Washington State Magazine
book

Boocoo Dinky Dow: My Short, Crazy Vietnam War

by Grady C. Myers and Julie Titone :: :: Reviewed by Larry Clark ’94

Boocoo Dinky Dow cover

When the United States was in the thick of the Vietnam War, a legally blind, out of shape young man from Boise volunteered. Grady Myers had been rejected previously because of his physical problems, but the Army of 1968, desperate to fill its ranks, snapped him up and shipped him off to Fort Lewis for basic training. This memoir of Myers’s time in training and then in the madness of the conflict in Vietnam provides a very personal account of the people and events of the war.
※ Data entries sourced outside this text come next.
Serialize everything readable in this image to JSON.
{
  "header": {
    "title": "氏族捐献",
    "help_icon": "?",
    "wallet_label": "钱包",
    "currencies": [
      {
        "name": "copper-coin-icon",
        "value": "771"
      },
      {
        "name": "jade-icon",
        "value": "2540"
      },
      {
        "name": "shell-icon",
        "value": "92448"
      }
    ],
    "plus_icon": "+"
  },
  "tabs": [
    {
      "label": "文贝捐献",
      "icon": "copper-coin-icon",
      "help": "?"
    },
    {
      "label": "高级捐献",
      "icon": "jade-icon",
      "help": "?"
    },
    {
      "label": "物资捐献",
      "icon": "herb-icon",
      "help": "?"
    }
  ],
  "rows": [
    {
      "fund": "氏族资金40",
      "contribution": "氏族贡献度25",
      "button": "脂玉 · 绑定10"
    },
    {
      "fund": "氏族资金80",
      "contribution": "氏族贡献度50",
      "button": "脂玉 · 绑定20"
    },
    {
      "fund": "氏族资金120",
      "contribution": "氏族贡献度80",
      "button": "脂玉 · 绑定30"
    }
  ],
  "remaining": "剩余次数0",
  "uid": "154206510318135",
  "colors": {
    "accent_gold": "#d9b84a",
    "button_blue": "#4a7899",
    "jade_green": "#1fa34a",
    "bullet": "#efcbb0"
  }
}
After he returned from Vietnam, Myers studied art in Seattle and embarked on a career as a newspaper artist. His illustrations in the book capture his time as “Hoss,” the big M-60 gunner with the 4th Infantry. His sense of humor and compassion come through in both the pictures and the narrative. Myers told his stories to Julie Titone, now the communications director at WSU’s College of Education, in the late 1970s. The two were married, then divorced, and decades later Titone worked with him to put his Vietnam experience into a book.

Titone lets Myers’s language and great storytelling skills take center stage. The title of the book comes from a mispronounced and Americanized French phrase, beaucoup dien cai dau, meaning crazy and off the wall. The short intense period that Myers spent in Vietnam really shows the craziness of the time, from the soldiers (both good and bad), the general malaise, and the frighteningly off-kilter behavior. Myers died in 2011 but his book—part M*A*S*H and part Full Metal Jacket—brings to life a dark and uncertain war with humor and humanity.